As a reminder, there are two ways to grandfather a project’s eligibility for the current year’s ITC:
- Incurring 5% of qualified project cost prior to the specific deadline, or
- Starting work of a “physical and significant nature” either at the project site or on qualified power generation equipment.
In March 2020, we discussed a potential generation-side stimulus, or Direct Pay, in which companies would be directly paid for the execution of renewable energy projects in lieu of enhanced tax obligation offsets. While potentially more stimulative, this method’s optics appear as direct payments to corporations, which a majority in Congress does not support. However, a change to Direct Pay could expand the market for entities such as regulated utilities and co-ops that either have no tax appetite or have not yet found a way to monetize the full ITC and bonus depreciation benefits. During the first 100 days of Joe Biden’s administration, we will see whether Direct Pay supplants ITC/PTC, or if they will coexist in some form, or if there is something entirely different in the works.

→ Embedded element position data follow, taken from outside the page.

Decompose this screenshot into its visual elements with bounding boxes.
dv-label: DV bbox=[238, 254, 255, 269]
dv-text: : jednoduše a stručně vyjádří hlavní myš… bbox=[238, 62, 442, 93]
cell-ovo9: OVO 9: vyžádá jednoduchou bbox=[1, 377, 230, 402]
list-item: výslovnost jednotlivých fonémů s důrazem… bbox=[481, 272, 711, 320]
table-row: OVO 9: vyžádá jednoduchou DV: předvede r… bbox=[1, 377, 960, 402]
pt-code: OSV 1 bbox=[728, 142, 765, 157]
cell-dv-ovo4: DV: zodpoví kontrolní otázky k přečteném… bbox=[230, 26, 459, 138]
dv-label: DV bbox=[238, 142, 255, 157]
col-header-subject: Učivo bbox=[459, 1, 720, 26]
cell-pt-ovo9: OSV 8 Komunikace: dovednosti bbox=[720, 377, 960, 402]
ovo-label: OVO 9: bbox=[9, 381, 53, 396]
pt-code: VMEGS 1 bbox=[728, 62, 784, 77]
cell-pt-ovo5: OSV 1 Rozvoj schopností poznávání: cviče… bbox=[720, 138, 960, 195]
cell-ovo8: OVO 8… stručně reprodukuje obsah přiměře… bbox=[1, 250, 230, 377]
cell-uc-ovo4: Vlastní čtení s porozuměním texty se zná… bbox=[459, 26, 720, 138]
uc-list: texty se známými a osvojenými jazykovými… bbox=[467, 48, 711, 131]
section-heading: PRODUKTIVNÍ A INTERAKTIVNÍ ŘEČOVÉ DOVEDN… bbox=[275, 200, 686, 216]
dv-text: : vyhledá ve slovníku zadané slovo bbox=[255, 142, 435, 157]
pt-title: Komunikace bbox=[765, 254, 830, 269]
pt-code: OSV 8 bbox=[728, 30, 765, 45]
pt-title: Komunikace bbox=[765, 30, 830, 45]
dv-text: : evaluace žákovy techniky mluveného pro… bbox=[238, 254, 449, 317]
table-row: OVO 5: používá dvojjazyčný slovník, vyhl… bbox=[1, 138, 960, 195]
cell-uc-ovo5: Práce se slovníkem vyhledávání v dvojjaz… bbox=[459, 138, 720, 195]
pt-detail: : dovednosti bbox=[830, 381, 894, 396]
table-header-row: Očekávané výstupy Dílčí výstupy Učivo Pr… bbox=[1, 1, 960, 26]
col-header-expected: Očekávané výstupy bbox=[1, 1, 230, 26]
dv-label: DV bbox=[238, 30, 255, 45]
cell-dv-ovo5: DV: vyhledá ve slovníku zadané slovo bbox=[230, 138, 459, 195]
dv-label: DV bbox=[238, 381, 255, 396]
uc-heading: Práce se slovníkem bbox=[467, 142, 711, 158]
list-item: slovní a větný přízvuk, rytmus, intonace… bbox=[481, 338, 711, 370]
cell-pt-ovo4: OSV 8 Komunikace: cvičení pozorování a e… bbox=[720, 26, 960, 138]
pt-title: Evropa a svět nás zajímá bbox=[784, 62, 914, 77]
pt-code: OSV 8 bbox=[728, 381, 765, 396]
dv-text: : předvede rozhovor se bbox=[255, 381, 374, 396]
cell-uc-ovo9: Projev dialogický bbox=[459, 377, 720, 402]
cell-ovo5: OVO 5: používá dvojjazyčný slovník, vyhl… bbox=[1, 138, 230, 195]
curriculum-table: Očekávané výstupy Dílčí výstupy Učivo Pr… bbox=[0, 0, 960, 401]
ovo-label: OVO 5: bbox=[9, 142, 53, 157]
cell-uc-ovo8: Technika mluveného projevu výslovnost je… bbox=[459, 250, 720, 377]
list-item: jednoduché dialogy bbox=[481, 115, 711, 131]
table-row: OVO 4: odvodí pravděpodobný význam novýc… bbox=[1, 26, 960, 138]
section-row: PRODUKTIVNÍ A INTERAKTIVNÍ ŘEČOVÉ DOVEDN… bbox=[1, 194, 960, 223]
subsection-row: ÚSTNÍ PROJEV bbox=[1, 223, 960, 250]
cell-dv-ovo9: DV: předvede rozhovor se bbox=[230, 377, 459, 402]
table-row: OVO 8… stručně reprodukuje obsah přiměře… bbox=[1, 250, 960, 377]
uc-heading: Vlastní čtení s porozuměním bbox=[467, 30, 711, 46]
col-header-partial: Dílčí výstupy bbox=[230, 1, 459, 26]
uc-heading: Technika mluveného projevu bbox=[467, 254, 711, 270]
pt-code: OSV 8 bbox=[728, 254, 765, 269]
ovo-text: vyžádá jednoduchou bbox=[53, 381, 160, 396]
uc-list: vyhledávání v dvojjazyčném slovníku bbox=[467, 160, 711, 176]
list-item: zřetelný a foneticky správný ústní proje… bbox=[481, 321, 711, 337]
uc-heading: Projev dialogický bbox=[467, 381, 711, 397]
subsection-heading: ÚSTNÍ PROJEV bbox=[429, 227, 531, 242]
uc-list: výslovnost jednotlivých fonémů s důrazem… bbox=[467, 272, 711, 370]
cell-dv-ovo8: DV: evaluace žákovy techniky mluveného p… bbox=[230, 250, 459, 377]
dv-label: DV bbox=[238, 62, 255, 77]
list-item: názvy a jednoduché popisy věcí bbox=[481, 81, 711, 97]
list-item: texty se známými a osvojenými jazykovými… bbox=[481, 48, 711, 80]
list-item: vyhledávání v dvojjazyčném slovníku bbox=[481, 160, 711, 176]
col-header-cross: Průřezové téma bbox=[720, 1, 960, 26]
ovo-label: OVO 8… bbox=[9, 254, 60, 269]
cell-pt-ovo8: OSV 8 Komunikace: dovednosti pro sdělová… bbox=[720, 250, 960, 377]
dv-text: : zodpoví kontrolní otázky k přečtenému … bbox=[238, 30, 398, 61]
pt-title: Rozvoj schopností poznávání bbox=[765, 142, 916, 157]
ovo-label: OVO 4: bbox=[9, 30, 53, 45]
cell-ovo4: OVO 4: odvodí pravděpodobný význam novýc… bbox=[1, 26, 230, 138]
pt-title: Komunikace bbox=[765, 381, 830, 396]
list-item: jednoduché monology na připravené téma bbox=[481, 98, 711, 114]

One item that many in the industry were eager for that wasn’t included was a benefit for stand-alone energy storage. While this did not transpire in 2020, it is likely to be debated in the new administration. Biden has hinted that renewable energy will be a significant portion of his administration’s energy policy, with many hoping for a tax credit or other stimulative incentive for stand-alone energy storage.
Keep Moving Forward
The ITC extension caused a scramble at the end of 2020 for some project owners to delay the start of construction to buy themselves more time in an effort to improve the economics of their project. While this latest extension gives the illusion of more time, project owners still need to have execution plans in place to effectively monetize the latest tax credits. The rush to qualify for the 26% ITC led to tightening in the equipment and services supply side of the market, resulting in limited availability from equipment manufacturers and constraints on labor availability. With many projects pressing forward and even more coming down the pipeline as a result of the extension, supply chains are expected to continue to be constrained.
Therefore, project developers and owners need to be considering interconnection, tax equity, off-take, permitting, equipment supply, design, construction and commissioning today, even if those plans place the project in service in 2025. After all, market constraints will likely continue as the wave of renewable projects across the country shows no signs of slowing down. Even with an extension in place, avoid the mad dash many experienced at the end of 2020 and keep planning to move your projects forward.